A controlled, before-and-after trial of an urban sanitation intervention to reduce enteric infections in children: research protocol for the Maputo Sanitation (MapSan) study, Mozambique

August 5, 2015 · 0 comments

A controlled, before-and-after trial of an urban sanitation intervention to reduce enteric infections in children: research protocol for the Maputo Sanitation (MapSan) study, MozambiqueBMJ Open 2015;5:e008215 doi:10.1136/bmjopen-2015-008215.

Authors: Joe Brown, Oliver Cumming, Jamie Bartram, et al.
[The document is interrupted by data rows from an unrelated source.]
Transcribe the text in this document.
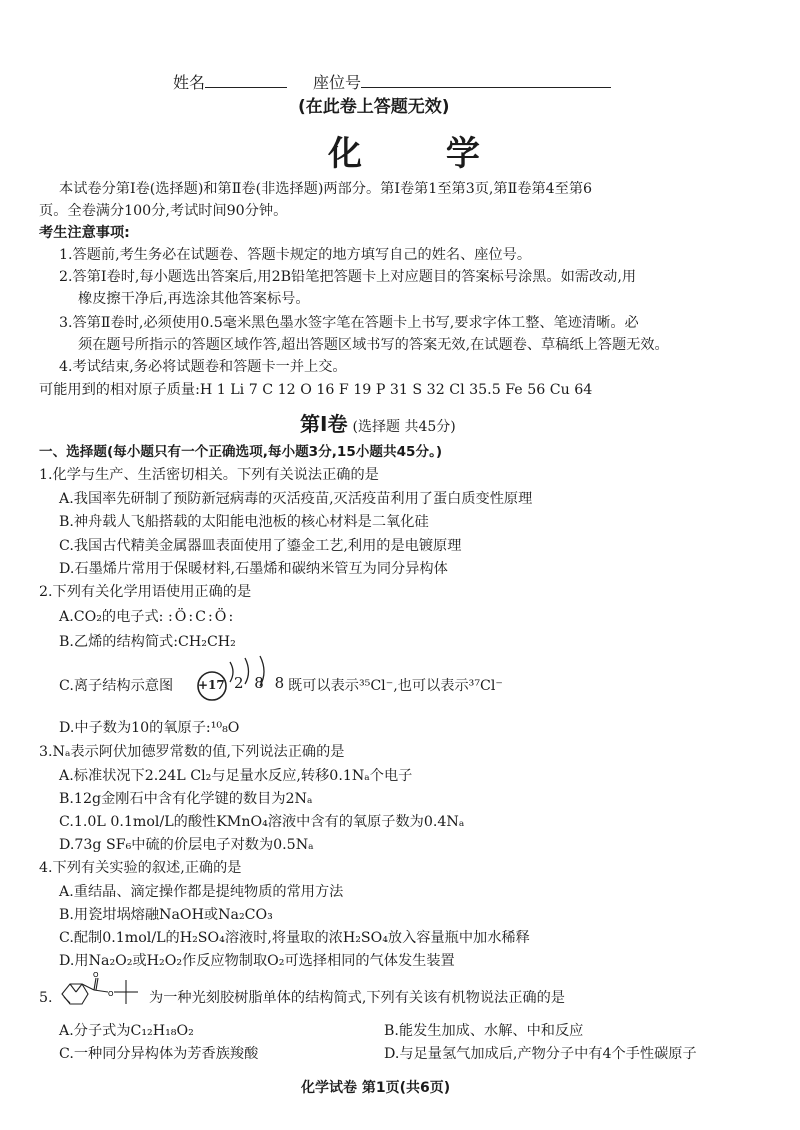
姓名	座位号
(在此卷上答题无效)
化 学
本试卷分第Ⅰ卷(选择题)和第Ⅱ卷(非选择题)两部分。第Ⅰ卷第1至第3页,第Ⅱ卷第4至第6
页。全卷满分100分,考试时间90分钟。
考生注意事项:
1.答题前,考生务必在试题卷、答题卡规定的地方填写自己的姓名、座位号。
2.答第Ⅰ卷时,每小题选出答案后,用2B铅笔把答题卡上对应题目的答案标号涂黑。如需改动,用
橡皮擦干净后,再选涂其他答案标号。
3.答第Ⅱ卷时,必须使用0.5毫米黑色墨水签字笔在答题卡上书写,要求字体工整、笔迹清晰。必
须在题号所指示的答题区域作答,超出答题区域书写的答案无效,在试题卷、草稿纸上答题无效。
4.考试结束,务必将试题卷和答题卡一并上交。
可能用到的相对原子质量:H 1 Li 7 C 12 O 16 F 19 P 31 S 32 Cl 35.5 Fe 56 Cu 64
第Ⅰ卷 (选择题 共45分)
一、选择题(每小题只有一个正确选项,每小题3分,15小题共45分。)
1.化学与生产、生活密切相关。下列有关说法正确的是
A.我国率先研制了预防新冠病毒的灭活疫苗,灭活疫苗利用了蛋白质变性原理
B.神舟载人飞船搭载的太阳能电池板的核心材料是二氧化硅
C.我国古代精美金属器皿表面使用了鎏金工艺,利用的是电镀原理
D.石墨烯片常用于保暖材料,石墨烯和碳纳米管互为同分异构体
2.下列有关化学用语使用正确的是
A.CO₂的电子式: :Ö:C:Ö:
B.乙烯的结构简式:CH₂CH₂
C.离子结构示意图 +17 2 8 8 既可以表示³⁵Cl⁻,也可以表示³⁷Cl⁻
D.中子数为10的氧原子:¹⁰₈O
3.Nₐ表示阿伏加德罗常数的值,下列说法正确的是
A.标准状况下2.24L Cl₂与足量水反应,转移0.1Nₐ个电子
B.12g金刚石中含有化学键的数目为2Nₐ
C.1.0L 0.1mol/L的酸性KMnO₄溶液中含有的氧原子数为0.4Nₐ
D.73g SF₆中硫的价层电子对数为0.5Nₐ
4.下列有关实验的叙述,正确的是
A.重结晶、滴定操作都是提纯物质的常用方法
B.用瓷坩埚熔融NaOH或Na₂CO₃
C.配制0.1mol/L的H₂SO₄溶液时,将量取的浓H₂SO₄放入容量瓶中加水稀释
D.用Na₂O₂或H₂O₂作反应物制取O₂可选择相同的气体发生装置
5.
O
O 为一种光刻胶树脂单体的结构简式,下列有关该有机物说法正确的是
A.分子式为C₁₂H₁₈O₂	B.能发生加成、水解、中和反应
C.一种同分异构体为芳香族羧酸	D.与足量氢气加成后,产物分子中有4个手性碳原子
化学试卷 第1页(共6页)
Introduction – Access to safe sanitation in low-income, informal settlements of Sub-Saharan Africa has not significantly improved since 1990. The combination of a high faecal-related disease burden and inadequate infrastructure suggests that investment in expanding sanitation access in densely populated urban slums can yield important public health gains. No rigorous, controlled intervention studies have evaluated the health effects of decentralised (non-sewerage) sanitation in an informal urban setting, despite the role that such technologies will likely play in scaling up access.

Methods and analysis – We have designed a controlled, before-and-after (CBA) trial to estimate the health impacts of an urban sanitation intervention in informal neighbourhoods of Maputo, Mozambique, including an assessment of whether exposures and health outcomes vary by localised population density. The intervention consists of private pour-flush latrines (to septic tank) shared by multiple households in compounds or household clusters. We will measure objective health outcomes in approximately 760 children (380 children with household access to interventions, 380 matched controls using existing shared private latrines in poor sanitary conditions), at 2 time points: immediately before the intervention and at follow-up after 12 months. The primary outcome is combined prevalence of selected enteric infections among children under 5 years of age. Secondary outcome measures include soil-transmitted helminth (STH) reinfection in children following baseline deworming and prevalence of reported diarrhoeal disease. We will use exposure assessment, faecal source tracking, and microbial transmission modelling to examine whether and how routes of exposure for diarrhoeagenic pathogens and STHs change following introduction of effective sanitation.